La Cartuja de San Lorenzo en Padula es un lugar fascinante, rico en historia y de intensa espiritualidad, es la mayor cartuja de Italia y una de las primeras de Europa.La Cartuja fue declarada Patrimonio de la Humanidad por la UNESCO en 1998, y en 2002 fue incluida por la Región de Campania en la lista de Grandes Atracciones Culturales.La estructura arquitectónica de la Cartuja de Padula, se divide en dos zonas: la primera incluye los lugares de trabajo; la segunda, en cambio, es la zona de residencia de los monjes.Un gran muro rodeaba el enorme edificio religioso. Alrededor del patio exterior se encontraban la botica, la casa del boticario y las dependencias de los huéspedes. Entre las murallas también el Parque de la Cartuja de Padula, antaño "Jardín del claustro". En la Iglesia de la Cartuja de San Lorenzo los monjes se reunieron en uno de los raros momentos de la vida comunitaria. A un lado se sentaban los monjes que no hacían voto de clausura; cerca del presbiterio se sentaban, en cambio, los padres de clausura que llegaban allí a través de un pasillo interno. El altar mayor y la puerta de madera de cedro, que data de 1374, son muy interesantes.Desgraciadamente, tanto en la Iglesia como en otros lugares de la Cartuja, muchos espacios vacíos atestiguan la supresión de la Cartuja por los franceses a principios del siglo XIX, lo que provocó la dispersión de muchos tesoros artísticos.En un rincón del Claustro del pequeño y antiguo Cementerio, que los padres claustrales cruzaban para llegar a la Iglesia, se encuentra la Capilla del Fundador que contiene el sarcófago del siglo XVI de Tommaso Sanseverino .Cuando esta zona de la cartuja cayó en desuso, los monjes decidieron construir un nuevo claustro.

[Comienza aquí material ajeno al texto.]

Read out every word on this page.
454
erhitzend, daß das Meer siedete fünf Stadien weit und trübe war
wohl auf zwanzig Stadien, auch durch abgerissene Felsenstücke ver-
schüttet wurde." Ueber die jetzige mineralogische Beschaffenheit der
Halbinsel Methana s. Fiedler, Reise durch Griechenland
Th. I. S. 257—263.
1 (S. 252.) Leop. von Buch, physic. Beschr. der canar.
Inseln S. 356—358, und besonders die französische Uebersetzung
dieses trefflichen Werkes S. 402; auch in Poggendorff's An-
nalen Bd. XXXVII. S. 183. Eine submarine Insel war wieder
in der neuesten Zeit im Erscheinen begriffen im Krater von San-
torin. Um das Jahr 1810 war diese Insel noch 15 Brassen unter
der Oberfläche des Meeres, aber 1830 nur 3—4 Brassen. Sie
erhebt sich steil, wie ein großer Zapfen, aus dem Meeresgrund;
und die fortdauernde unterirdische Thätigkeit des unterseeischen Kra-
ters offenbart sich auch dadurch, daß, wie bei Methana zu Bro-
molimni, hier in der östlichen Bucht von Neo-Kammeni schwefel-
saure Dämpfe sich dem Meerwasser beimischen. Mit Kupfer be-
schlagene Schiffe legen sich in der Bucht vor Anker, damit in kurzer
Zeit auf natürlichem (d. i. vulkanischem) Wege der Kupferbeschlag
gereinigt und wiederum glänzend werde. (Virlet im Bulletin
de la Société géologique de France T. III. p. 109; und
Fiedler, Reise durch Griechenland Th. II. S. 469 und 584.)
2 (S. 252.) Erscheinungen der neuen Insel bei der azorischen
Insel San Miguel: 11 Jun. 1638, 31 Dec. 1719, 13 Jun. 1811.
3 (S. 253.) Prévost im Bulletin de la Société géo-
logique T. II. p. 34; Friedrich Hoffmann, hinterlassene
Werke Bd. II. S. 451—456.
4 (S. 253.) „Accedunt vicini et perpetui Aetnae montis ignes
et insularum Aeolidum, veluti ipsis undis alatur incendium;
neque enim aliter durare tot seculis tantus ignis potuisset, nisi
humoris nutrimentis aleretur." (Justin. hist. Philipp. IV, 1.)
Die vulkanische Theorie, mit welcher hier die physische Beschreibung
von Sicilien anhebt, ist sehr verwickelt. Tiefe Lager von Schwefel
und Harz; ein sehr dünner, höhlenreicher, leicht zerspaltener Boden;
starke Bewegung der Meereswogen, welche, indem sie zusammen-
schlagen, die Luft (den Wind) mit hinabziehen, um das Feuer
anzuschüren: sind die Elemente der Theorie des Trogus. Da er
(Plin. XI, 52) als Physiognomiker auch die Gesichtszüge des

Esta última, llamada "grande" por su tamaño, se construyó a partir de 1583 y se extendía en dos niveles: abajo, el pórtico con las celdas de los padres; arriba, la galería con ventanas utilizada para el paseo semanal. Una escalera elíptica con doble rampa, al estilo de Vanvitelli, con ocho grandes ventanas, une los dos niveles del Gran Claustro.A la celda del Prior se llega tras atravesar una puerta que separa la zona de las celdas de los padres de todas las estancias descritas hasta ahora.El lugar, a diferencia de las pequeñas y austeras celdas de los monjes, es un apartamento de diez habitaciones, caracterizado sobre todo por el acceso directo a una de las bibliotecas religiosas más surtidas del mundo, que en el pasado contenía miles de libros, manuscritos iluminados y manuscritos.Una sugestiva escalera helicoidal de piedra se abre como un abanico y conduce a la antesala de la grandiosa biblioteca de la Certosa di Padula, de la que sólo quedan dos mil volúmenes.